Quand la censure s'affiche au cinéma
"La Colline a des yeux 2".
A l’heure où la liberté d’expression semble être un droit acquis et où la censure a pris sa place dans les livres d’histoire, certaines affiches de film continuent de créer la polémique et se voient interdites, comme celles de La Colline a des yeux 2. Sexe, sang, trash, la provocation a toujours été utilisée pour faire parler des films. A cette occasion, ozap vous propose un tour d’horizon des affiches américaines que vous n’auriez jamais dû voir.
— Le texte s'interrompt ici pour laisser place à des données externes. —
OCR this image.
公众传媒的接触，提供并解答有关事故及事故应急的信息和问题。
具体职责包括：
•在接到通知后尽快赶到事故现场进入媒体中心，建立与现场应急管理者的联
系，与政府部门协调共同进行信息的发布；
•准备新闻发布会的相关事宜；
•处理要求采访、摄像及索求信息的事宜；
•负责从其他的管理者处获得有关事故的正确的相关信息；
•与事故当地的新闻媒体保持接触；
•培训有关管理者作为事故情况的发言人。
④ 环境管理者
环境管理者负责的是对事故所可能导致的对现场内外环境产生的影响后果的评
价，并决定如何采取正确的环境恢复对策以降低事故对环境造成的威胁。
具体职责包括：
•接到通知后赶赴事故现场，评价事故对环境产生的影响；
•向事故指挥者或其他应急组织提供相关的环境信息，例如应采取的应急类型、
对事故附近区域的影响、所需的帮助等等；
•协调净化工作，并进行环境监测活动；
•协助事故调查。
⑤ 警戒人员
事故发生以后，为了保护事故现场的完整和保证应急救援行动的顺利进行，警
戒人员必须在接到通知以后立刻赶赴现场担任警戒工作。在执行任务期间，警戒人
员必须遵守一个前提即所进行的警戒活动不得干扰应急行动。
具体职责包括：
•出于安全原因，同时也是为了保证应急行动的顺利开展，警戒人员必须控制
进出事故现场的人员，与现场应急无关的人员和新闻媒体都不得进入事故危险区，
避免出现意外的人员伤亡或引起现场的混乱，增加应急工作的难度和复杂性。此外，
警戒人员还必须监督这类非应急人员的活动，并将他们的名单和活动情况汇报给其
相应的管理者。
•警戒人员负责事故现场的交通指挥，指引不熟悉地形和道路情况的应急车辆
Sur celle-ci, un homme tirait un sac dont la forme montrait clairement qu’il contenait un corps humain. Oui mais voilà, une main en sort et s’agrippe au sol comme si l’homme était encore vivant. Un homme vivant ? Dans un sac ? Impensable pour une affiche visant à être placardée partout, le MPAA donna un avis négatif. Que faire, alors ? Retoucher l’affiche, changer la forme du sac et, pour bien comprendre tout de même qu’un corps est à l’intérieur, bien en distinguer la forme. Apparemment, le MPAA utilisa une nouvelle fois son pouvoir, puisque l'affiche disparut très rapidement de la circulation. Plutôt que de tomber dans la facilité et de montrer une famille de télétubbies mangeant des fleurs au soleil, les producteurs ont tenté le pari une troisième fois. L’affiche finale montra ainsi un homme tirant un sac difforme, duquel sortent des pieds n’indiquant aucun signe de vie. Tout est bien qui finit bien : le film a son affiche officielle, les autres circulent sur le net et alimentent la rumeur. Il n’y a plus qu’à compter les entrées.
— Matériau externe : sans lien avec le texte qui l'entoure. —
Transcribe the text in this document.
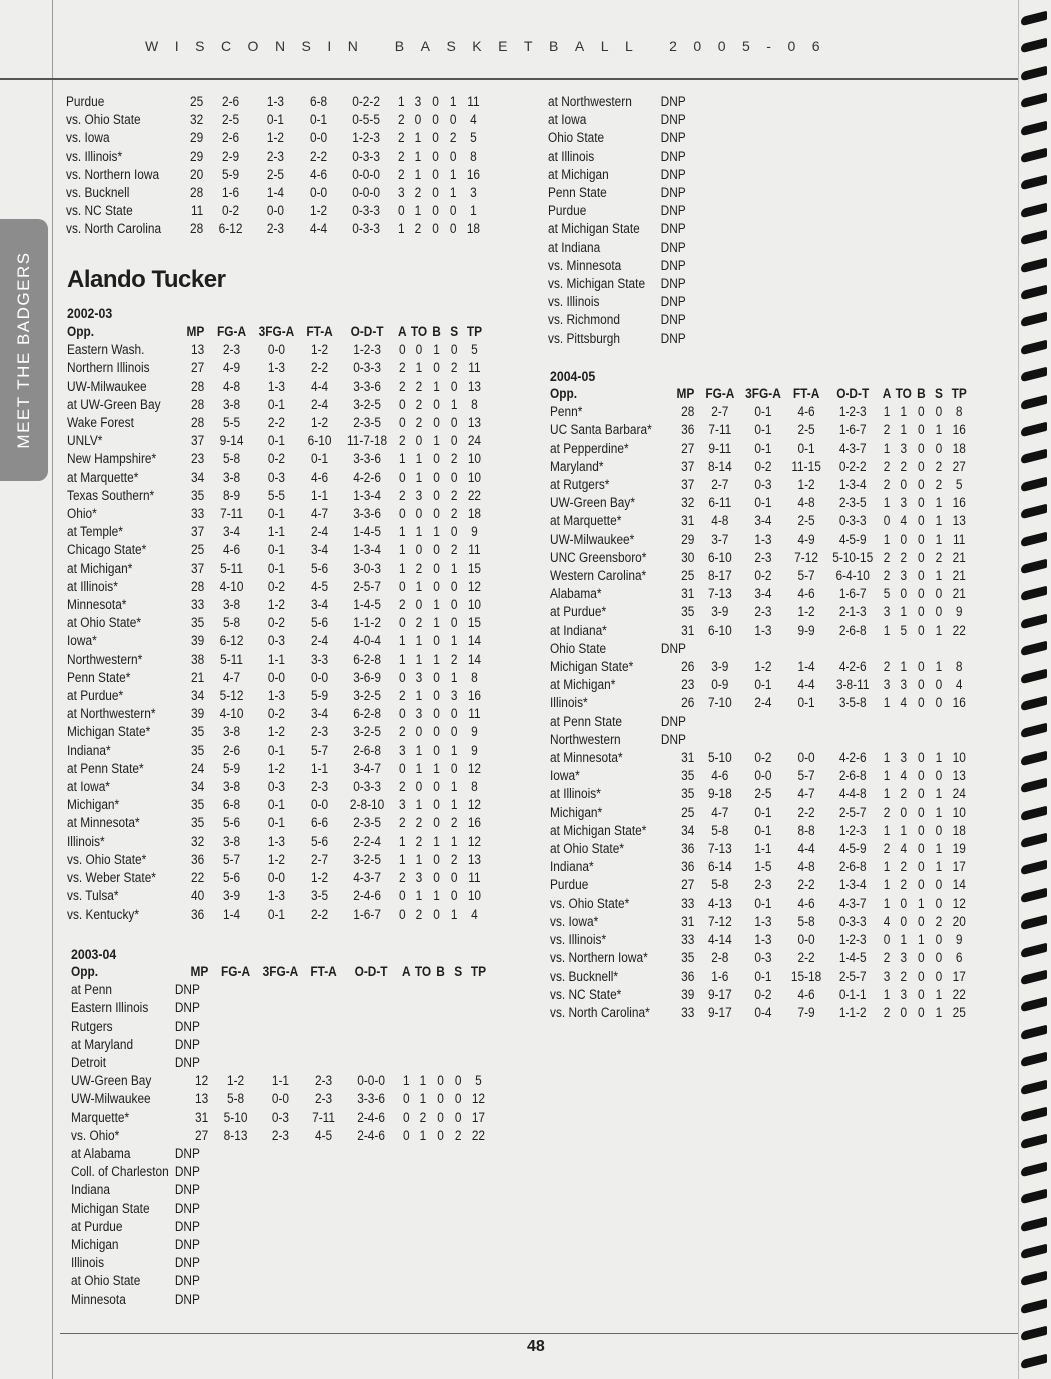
WISCONSIN BASKETBALL 2005-06
MEET THE BADGERS
Purdue	25	2-6	1-3	6-8	0-2-2	1	3	0	1	11
vs. Ohio State	32	2-5	0-1	0-1	0-5-5	2	0	0	0	4
vs. Iowa	29	2-6	1-2	0-0	1-2-3	2	1	0	2	5
vs. Illinois*	29	2-9	2-3	2-2	0-3-3	2	1	0	0	8
vs. Northern Iowa	20	5-9	2-5	4-6	0-0-0	2	1	0	1	16
vs. Bucknell	28	1-6	1-4	0-0	0-0-0	3	2	0	1	3
vs. NC State	11	0-2	0-0	1-2	0-3-3	0	1	0	0	1
vs. North Carolina	28	6-12	2-3	4-4	0-3-3	1	2	0	0	18
Alando Tucker
2002-03
Opp.	MP	FG-A	3FG-A	FT-A	O-D-T	A	TO	B	S	TP
Eastern Wash.	13	2-3	0-0	1-2	1-2-3	0	0	1	0	5
Northern Illinois	27	4-9	1-3	2-2	0-3-3	2	1	0	2	11
UW-Milwaukee	28	4-8	1-3	4-4	3-3-6	2	2	1	0	13
at UW-Green Bay	28	3-8	0-1	2-4	3-2-5	0	2	0	1	8
Wake Forest	28	5-5	2-2	1-2	2-3-5	0	2	0	0	13
UNLV*	37	9-14	0-1	6-10	11-7-18	2	0	1	0	24
New Hampshire*	23	5-8	0-2	0-1	3-3-6	1	1	0	2	10
at Marquette*	34	3-8	0-3	4-6	4-2-6	0	1	0	0	10
Texas Southern*	35	8-9	5-5	1-1	1-3-4	2	3	0	2	22
Ohio*	33	7-11	0-1	4-7	3-3-6	0	0	0	2	18
at Temple*	37	3-4	1-1	2-4	1-4-5	1	1	1	0	9
Chicago State*	25	4-6	0-1	3-4	1-3-4	1	0	0	2	11
at Michigan*	37	5-11	0-1	5-6	3-0-3	1	2	0	1	15
at Illinois*	28	4-10	0-2	4-5	2-5-7	0	1	0	0	12
Minnesota*	33	3-8	1-2	3-4	1-4-5	2	0	1	0	10
at Ohio State*	35	5-8	0-2	5-6	1-1-2	0	2	1	0	15
Iowa*	39	6-12	0-3	2-4	4-0-4	1	1	0	1	14
Northwestern*	38	5-11	1-1	3-3	6-2-8	1	1	1	2	14
Penn State*	21	4-7	0-0	0-0	3-6-9	0	3	0	1	8
at Purdue*	34	5-12	1-3	5-9	3-2-5	2	1	0	3	16
at Northwestern*	39	4-10	0-2	3-4	6-2-8	0	3	0	0	11
Michigan State*	35	3-8	1-2	2-3	3-2-5	2	0	0	0	9
Indiana*	35	2-6	0-1	5-7	2-6-8	3	1	0	1	9
at Penn State*	24	5-9	1-2	1-1	3-4-7	0	1	1	0	12
at Iowa*	34	3-8	0-3	2-3	0-3-3	2	0	0	1	8
Michigan*	35	6-8	0-1	0-0	2-8-10	3	1	0	1	12
at Minnesota*	35	5-6	0-1	6-6	2-3-5	2	2	0	2	16
Illinois*	32	3-8	1-3	5-6	2-2-4	1	2	1	1	12
vs. Ohio State*	36	5-7	1-2	2-7	3-2-5	1	1	0	2	13
vs. Weber State*	22	5-6	0-0	1-2	4-3-7	2	3	0	0	11
vs. Tulsa*	40	3-9	1-3	3-5	2-4-6	0	1	1	0	10
vs. Kentucky*	36	1-4	0-1	2-2	1-6-7	0	2	0	1	4
2003-04
Opp.	MP	FG-A	3FG-A	FT-A	O-D-T	A	TO	B	S	TP
at Penn	DNP									
Eastern Illinois	DNP									
Rutgers	DNP									
at Maryland	DNP									
Detroit	DNP									
UW-Green Bay	12	1-2	1-1	2-3	0-0-0	1	1	0	0	5
UW-Milwaukee	13	5-8	0-0	2-3	3-3-6	0	1	0	0	12
Marquette*	31	5-10	0-3	7-11	2-4-6	0	2	0	0	17
vs. Ohio*	27	8-13	2-3	4-5	2-4-6	0	1	0	2	22
at Alabama	DNP									
Coll. of Charleston	DNP									
Indiana	DNP									
Michigan State	DNP									
at Purdue	DNP									
Michigan	DNP									
Illinois	DNP									
at Ohio State	DNP									
Minnesota	DNP									
at Northwestern	DNP
at Iowa	DNP
Ohio State	DNP
at Illinois	DNP
at Michigan	DNP
Penn State	DNP
Purdue	DNP
at Michigan State	DNP
at Indiana	DNP
vs. Minnesota	DNP
vs. Michigan State	DNP
vs. Illinois	DNP
vs. Richmond	DNP
vs. Pittsburgh	DNP
2004-05
Opp.	MP	FG-A	3FG-A	FT-A	O-D-T	A	TO	B	S	TP
Penn*	28	2-7	0-1	4-6	1-2-3	1	1	0	0	8
UC Santa Barbara*	36	7-11	0-1	2-5	1-6-7	2	1	0	1	16
at Pepperdine*	27	9-11	0-1	0-1	4-3-7	1	3	0	0	18
Maryland*	37	8-14	0-2	11-15	0-2-2	2	2	0	2	27
at Rutgers*	37	2-7	0-3	1-2	1-3-4	2	0	0	2	5
UW-Green Bay*	32	6-11	0-1	4-8	2-3-5	1	3	0	1	16
at Marquette*	31	4-8	3-4	2-5	0-3-3	0	4	0	1	13
UW-Milwaukee*	29	3-7	1-3	4-9	4-5-9	1	0	0	1	11
UNC Greensboro*	30	6-10	2-3	7-12	5-10-15	2	2	0	2	21
Western Carolina*	25	8-17	0-2	5-7	6-4-10	2	3	0	1	21
Alabama*	31	7-13	3-4	4-6	1-6-7	5	0	0	0	21
at Purdue*	35	3-9	2-3	1-2	2-1-3	3	1	0	0	9
at Indiana*	31	6-10	1-3	9-9	2-6-8	1	5	0	1	22
Ohio State	DNP									
Michigan State*	26	3-9	1-2	1-4	4-2-6	2	1	0	1	8
at Michigan*	23	0-9	0-1	4-4	3-8-11	3	3	0	0	4
Illinois*	26	7-10	2-4	0-1	3-5-8	1	4	0	0	16
at Penn State	DNP									
Northwestern	DNP									
at Minnesota*	31	5-10	0-2	0-0	4-2-6	1	3	0	1	10
Iowa*	35	4-6	0-0	5-7	2-6-8	1	4	0	0	13
at Illinois*	35	9-18	2-5	4-7	4-4-8	1	2	0	1	24
Michigan*	25	4-7	0-1	2-2	2-5-7	2	0	0	1	10
at Michigan State*	34	5-8	0-1	8-8	1-2-3	1	1	0	0	18
at Ohio State*	36	7-13	1-1	4-4	4-5-9	2	4	0	1	19
Indiana*	36	6-14	1-5	4-8	2-6-8	1	2	0	1	17
Purdue	27	5-8	2-3	2-2	1-3-4	1	2	0	0	14
vs. Ohio State*	33	4-13	0-1	4-6	4-3-7	1	0	1	0	12
vs. Iowa*	31	7-12	1-3	5-8	0-3-3	4	0	0	2	20
vs. Illinois*	33	4-14	1-3	0-0	1-2-3	0	1	1	0	9
vs. Northern Iowa*	35	2-8	0-3	2-2	1-4-5	2	3	0	0	6
vs. Bucknell*	36	1-6	0-1	15-18	2-5-7	3	2	0	0	17
vs. NC State*	39	9-17	0-2	4-6	0-1-1	1	3	0	1	22
vs. North Carolina*	33	9-17	0-4	7-9	1-1-2	2	0	0	1	25
48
Sexe, violence, religion : le trio gagnant
Même problème pour le Hostel 2 d’Elie Roth, qui a joué le même filon de la surenchère. Après un charmant étalage de boyaux sur la première affiche (pourtant plus subjective que vraiment effrayante), la seconde montrait une très jolie femme nue tenant… sa tête sous le bras. Le couperet est tombé à nouveau, et l’affiche devrait prochainement disparaître de la circulation. Quant à Saw II, les deux doigts coupés sur l’affiche promotionnelle n’ont pas été du gout de tout le monde. Le puissant organisme américain l’a aussi fait sauter. A côté de ça, une affiche pour le 3 a été réalisée en tirage limité à partir du vrai sang de son réalisateur et vendue au bénéfice du don du sang sans aucun problème. Du vrai sang, oui, des fausses tripes, non. Allez comprendre.
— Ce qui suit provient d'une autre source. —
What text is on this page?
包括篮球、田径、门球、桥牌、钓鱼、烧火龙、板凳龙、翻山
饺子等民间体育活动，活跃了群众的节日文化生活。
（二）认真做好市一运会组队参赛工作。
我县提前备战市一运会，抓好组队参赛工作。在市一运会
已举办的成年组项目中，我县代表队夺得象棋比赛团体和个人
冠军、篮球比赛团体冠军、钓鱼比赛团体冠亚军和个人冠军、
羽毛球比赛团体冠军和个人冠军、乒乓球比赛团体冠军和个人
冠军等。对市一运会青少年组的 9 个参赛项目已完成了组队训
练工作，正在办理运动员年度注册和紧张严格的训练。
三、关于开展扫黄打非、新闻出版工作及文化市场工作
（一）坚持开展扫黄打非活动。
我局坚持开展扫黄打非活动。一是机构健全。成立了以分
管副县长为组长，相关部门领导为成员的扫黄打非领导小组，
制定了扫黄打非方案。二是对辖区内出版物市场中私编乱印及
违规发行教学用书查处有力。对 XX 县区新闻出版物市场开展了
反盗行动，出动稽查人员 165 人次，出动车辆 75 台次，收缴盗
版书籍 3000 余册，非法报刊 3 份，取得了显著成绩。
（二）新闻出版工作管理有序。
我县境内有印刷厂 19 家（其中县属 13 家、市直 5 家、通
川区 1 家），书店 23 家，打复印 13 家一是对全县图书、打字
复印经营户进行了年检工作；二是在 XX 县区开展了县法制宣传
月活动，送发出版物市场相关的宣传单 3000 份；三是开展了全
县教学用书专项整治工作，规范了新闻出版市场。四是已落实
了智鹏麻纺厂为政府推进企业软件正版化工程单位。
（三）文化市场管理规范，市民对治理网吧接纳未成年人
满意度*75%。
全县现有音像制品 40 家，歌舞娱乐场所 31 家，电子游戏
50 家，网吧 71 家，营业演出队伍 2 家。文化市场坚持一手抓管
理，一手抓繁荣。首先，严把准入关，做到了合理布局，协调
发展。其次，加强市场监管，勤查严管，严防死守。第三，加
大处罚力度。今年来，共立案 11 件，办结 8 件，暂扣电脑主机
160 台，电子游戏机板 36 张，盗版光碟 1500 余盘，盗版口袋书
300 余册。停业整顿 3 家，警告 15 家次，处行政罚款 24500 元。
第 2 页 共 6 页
Et pourtant, les films d’horreur ne sont pas les seuls à voir leur campagne de promotion censurée. Autre affiche jugée choquante par le MPAA, celle de Road to Guantanamo, un film sur la célèbre prison américaine. Montrer un homme attaché, la tête encapuchonnée dans un sac, n’a pas vraiment été du gout de l’organisation de classification des films. En prétextant le fait que l’affiche évoquait la torture (et malgré le fait qu’il s’agisse du sujet du film), retour à la case départ. Un intelligent recadrage de la photo sur les poignets attachés du prisonnier a suffi à faire passer la pilule. Quant au film Les lois de l’attraction, la polémique a frisé le ridicule. Si l’affiche montrant de mignons petits nounours s’adonnant gaiement aux joies du sexe est passée inaperçue en France, la MPAA l’a fait interdire aux USA. Et même quand le réalisateur Roger Avary a essayé de la justifier en expliquant qu’ils «..faisaient du yoga..», la blague n’est pas passée.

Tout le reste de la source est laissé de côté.